Micro by Michael Crichton ****

Over the years, I've always felt the Michael Crichton was and wanted to be a science fiction author. In his final novel, finished posthumously by Richard Preston, the question is put to bed with a resounding, "Yes, hell yes." Micro is the adventure of seven Harvard graduate student getting down and dirty with the teeming life of the rain forest. Plants and animals armed and dangerous with myriad weapons. The best of evolution battles it out on the forest floor, some with mandibles and pincers, but most with chemical weapons used to entrap, to kill, and to digest. Of course, the most dangerous threat to our students is a full-size homo sapiens sapiens - sub species: mad scientist.

WARNING: To enjoy this book, you have to accept a "Honey I Shrunk the Kids" shrinking ray that reduces the graduate students and anything else (e.g. shelters, food, weapons, vehicles, etc.) by a couple of orders of magnitude leaving them completely functional.

The science of life on the floor of a rain forest is fascinating and the story of millimeter-sized graduate students versus the evil mad scientist is pretty good, but Michael Crichton's thriller magic is missing. Even though the body count is high, characters drop like fly (my apologies for that one), and the majority of all characters die by the end, the suspense is low. Why?

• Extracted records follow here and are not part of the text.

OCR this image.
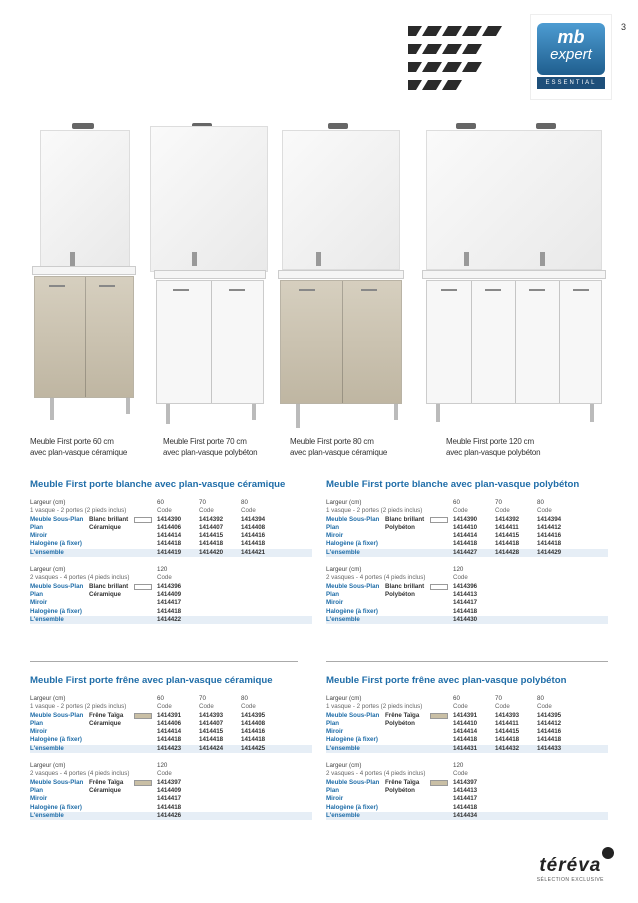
3
mb
expert
ESSENTIAL
Meuble First porte 60 cm
avec plan-vasque céramique
Meuble First porte 70 cm
avec plan-vasque polybéton
Meuble First porte 80 cm
avec plan-vasque céramique
Meuble First porte 120 cm
avec plan-vasque polybéton
Meuble First porte blanche avec plan-vasque céramique
Largeur (cm)	60	70	80
1 vasque - 2 portes (2 pieds inclus)	Code	Code	Code
Meuble Sous-Plan Blanc brillant	1414390	1414392	1414394
Plan	Céramique	1414406	1414407	1414408
Miroir	1414414	1414415	1414416
Halogène (à fixer)	1414418	1414418	1414418
L'ensemble	1414419	1414420	1414421
Largeur (cm)	120
2 vasques - 4 portes (4 pieds inclus)	Code
Meuble Sous-Plan Blanc brillant	1414396
Plan	Céramique	1414409
Miroir	1414417
Halogène (à fixer)	1414418
L'ensemble	1414422
Meuble First porte blanche avec plan-vasque polybéton
Largeur (cm)	60	70	80
1 vasque - 2 portes (2 pieds inclus)	Code	Code	Code
Meuble Sous-Plan Blanc brillant	1414390	1414392	1414394
Plan	Polybéton	1414410	1414411	1414412
Miroir	1414414	1414415	1414416
Halogène (à fixer)	1414418	1414418	1414418
L'ensemble	1414427	1414428	1414429
Largeur (cm)	120
2 vasques - 4 portes (4 pieds inclus)	Code
Meuble Sous-Plan Blanc brillant	1414396
Plan	Polybéton	1414413
Miroir	1414417
Halogène (à fixer)	1414418
L'ensemble	1414430
Meuble First porte frêne avec plan-vasque céramique
Largeur (cm)	60	70	80
1 vasque - 2 portes (2 pieds inclus)	Code	Code	Code
Meuble Sous-Plan Frêne Taïga	1414391	1414393	1414395
Plan	Céramique	1414406	1414407	1414408
Miroir	1414414	1414415	1414416
Halogène (à fixer)	1414418	1414418	1414418
L'ensemble	1414423	1414424	1414425
Largeur (cm)	120
2 vasques - 4 portes (4 pieds inclus)	Code
Meuble Sous-Plan Frêne Taïga	1414397
Plan	Céramique	1414409
Miroir	1414417
Halogène (à fixer)	1414418
L'ensemble	1414426
Meuble First porte frêne avec plan-vasque polybéton
Largeur (cm)	60	70	80
1 vasque - 2 portes (2 pieds inclus)	Code	Code	Code
Meuble Sous-Plan Frêne Taïga	1414391	1414393	1414395
Plan	Polybéton	1414410	1414411	1414412
Miroir	1414414	1414415	1414416
Halogène (à fixer)	1414418	1414418	1414418
L'ensemble	1414431	1414432	1414433
Largeur (cm)	120
2 vasques - 4 portes (4 pieds inclus)	Code
Meuble Sous-Plan Frêne Taïga	1414397
Plan	Polybéton	1414413
Miroir	1414417
Halogène (à fixer)	1414418
L'ensemble	1414434
téréva
SÉLECTION EXCLUSIVE
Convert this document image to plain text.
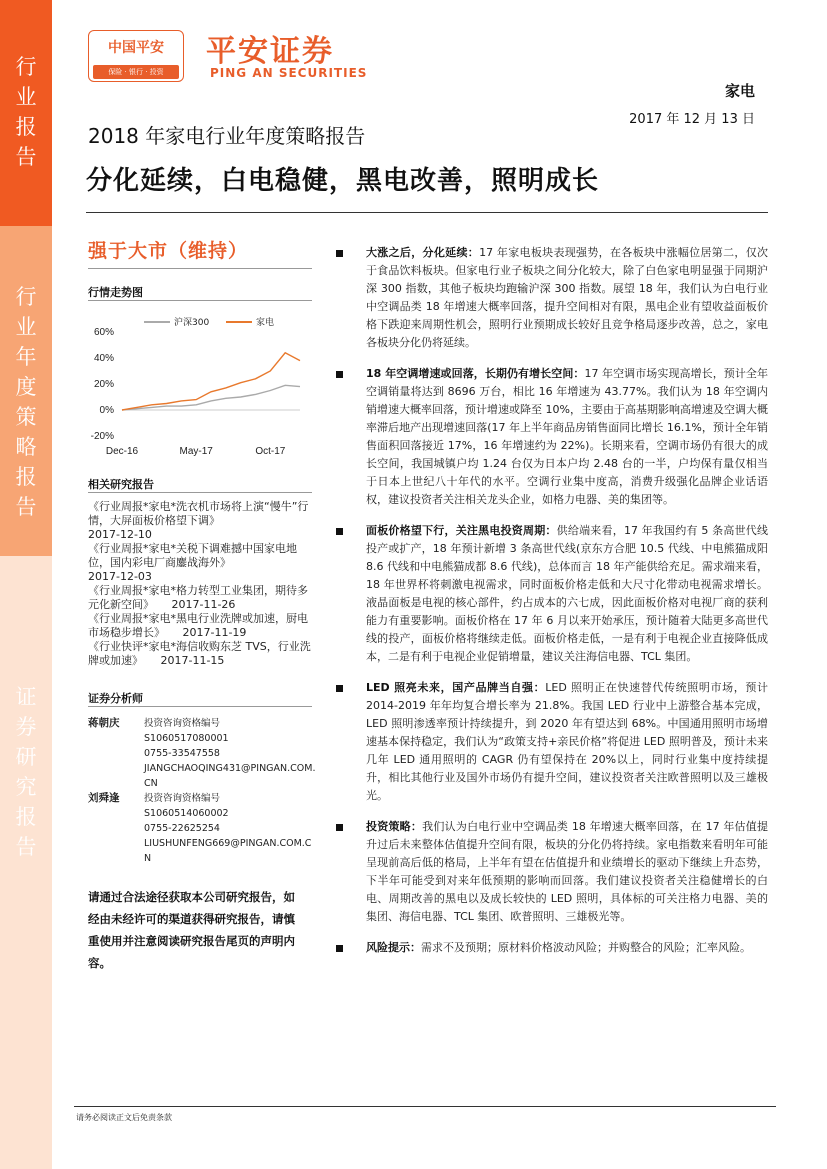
行
业
报
告
行
业
年
度
策
略
报
告
证
券
研
究
报
告
中国平安
保险 · 银行 · 投资
平安证券
PING AN SECURITIES
家电
2017 年 12 月 13 日
2018 年家电行业年度策略报告
分化延续，白电稳健，黑电改善，照明成长
强于大市（维持）
行情走势图
60%
40%
20%
0%
-20%
Dec-16	May-17	Oct-17
沪深300	家电
相关研究报告
《行业周报*家电*洗衣机市场将上演“慢牛”行情，大屏面板价格望下调》
2017-12-10
《行业周报*家电*关税下调难撼中国家电地位，国内彩电厂商鏖战海外》
2017-12-03
《行业周报*家电*格力转型工业集团，期待多元化新空间》 2017-11-26
《行业周报*家电*黑电行业洗牌或加速，厨电市场稳步增长》 2017-11-19
《行业快评*家电*海信收购东芝 TVS，行业洗牌或加速》 2017-11-15
证券分析师
蒋朝庆	投资咨询资格编号
S1060517080001
0755-33547558
JIANGCHAOQING431@PINGAN.COM.CN
刘舜逢	投资咨询资格编号
S1060514060002
0755-22625254
LIUSHUNFENG669@PINGAN.COM.CN
请通过合法途径获取本公司研究报告，如经由未经许可的渠道获得研究报告，请慎重使用并注意阅读研究报告尾页的声明内容。
大涨之后，分化延续：17 年家电板块表现强势，在各板块中涨幅位居第二，仅次于食品饮料板块。但家电行业子板块之间分化较大，除了白色家电明显强于同期沪深 300 指数，其他子板块均跑输沪深 300 指数。展望 18 年，我们认为白电行业中空调品类 18 年增速大概率回落，提升空间相对有限，黑电企业有望收益面板价格下跌迎来周期性机会，照明行业预期成长较好且竞争格局逐步改善，总之，家电各板块分化仍将延续。
18 年空调增速或回落，长期仍有增长空间：17 年空调市场实现高增长，预计全年空调销量将达到 8696 万台，相比 16 年增速为 43.77%。我们认为 18 年空调内销增速大概率回落，预计增速或降至 10%，主要由于高基期影响高增速及空调大概率滞后地产出现增速回落(17 年上半年商品房销售面同比增长 16.1%，预计全年销售面积回落接近 17%，16 年增速约为 22%)。长期来看，空调市场仍有很大的成长空间，我国城镇户均 1.24 台仅为日本户均 2.48 台的一半，户均保有量仅相当于日本上世纪八十年代的水平。空调行业集中度高，消费升级强化品牌企业话语权，建议投资者关注相关龙头企业，如格力电器、美的集团等。
面板价格望下行，关注黑电投资周期：供给端来看，17 年我国约有 5 条高世代线投产或扩产，18 年预计新增 3 条高世代线(京东方合肥 10.5 代线、中电熊猫成阳 8.6 代线和中电熊猫成都 8.6 代线)，总体而言 18 年产能供给充足。需求端来看，18 年世界杯将刺激电视需求，同时面板价格走低和大尺寸化带动电视需求增长。液晶面板是电视的核心部件，约占成本的六七成，因此面板价格对电视厂商的获利能力有重要影响。面板价格在 17 年 6 月以来开始承压，预计随着大陆更多高世代线的投产，面板价格将继续走低。面板价格走低，一是有利于电视企业直接降低成本，二是有利于电视企业促销增量，建议关注海信电器、TCL 集团。
LED 照亮未来，国产品牌当自强：LED 照明正在快速替代传统照明市场，预计 2014-2019 年年均复合增长率为 21.8%。我国 LED 行业中上游整合基本完成，LED 照明渗透率预计持续提升，到 2020 年有望达到 68%。中国通用照明市场增速基本保持稳定，我们认为“政策支持+亲民价格”将促进 LED 照明普及，预计未来几年 LED 通用照明的 CAGR 仍有望保持在 20%以上，同时行业集中度持续提升，相比其他行业及国外市场仍有提升空间，建议投资者关注欧普照明以及三雄极光。
投资策略：我们认为白电行业中空调品类 18 年增速大概率回落，在 17 年估值提升过后未来整体估值提升空间有限，板块的分化仍将持续。家电指数来看明年可能呈现前高后低的格局，上半年有望在估值提升和业绩增长的驱动下继续上升态势，下半年可能受到对来年低预期的影响而回落。我们建议投资者关注稳健增长的白电、周期改善的黑电以及成长较快的 LED 照明，具体标的可关注格力电器、美的集团、海信电器、TCL 集团、欧普照明、三雄极光等。
风险提示：需求不及预期；原材料价格波动风险；并购整合的风险；汇率风险。
请务必阅读正文后免责条款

First the characters are not very interesting, and second they die suddenly and predictably with the emphasis postmortem gore.

As a science fiction story, the narrative falls into the #1 SF trap, almost inevitable with seven competitive graduate student suddenly shrunk and dropped in the rain forest. The dialogue is seemingly a endless stream of these graduate students showing off to each other how smart they are, how much they know about rain forest ecology, evolution, and biochemistry, occasionally augmented with their favorite theories and personal scientific musings. Realistic? Yes. Boring? Like a textbook.

This book is more likely to end up on a science reading list, that anyone's best books list. But it is the great master's last effort, and all his fans should certainly read it.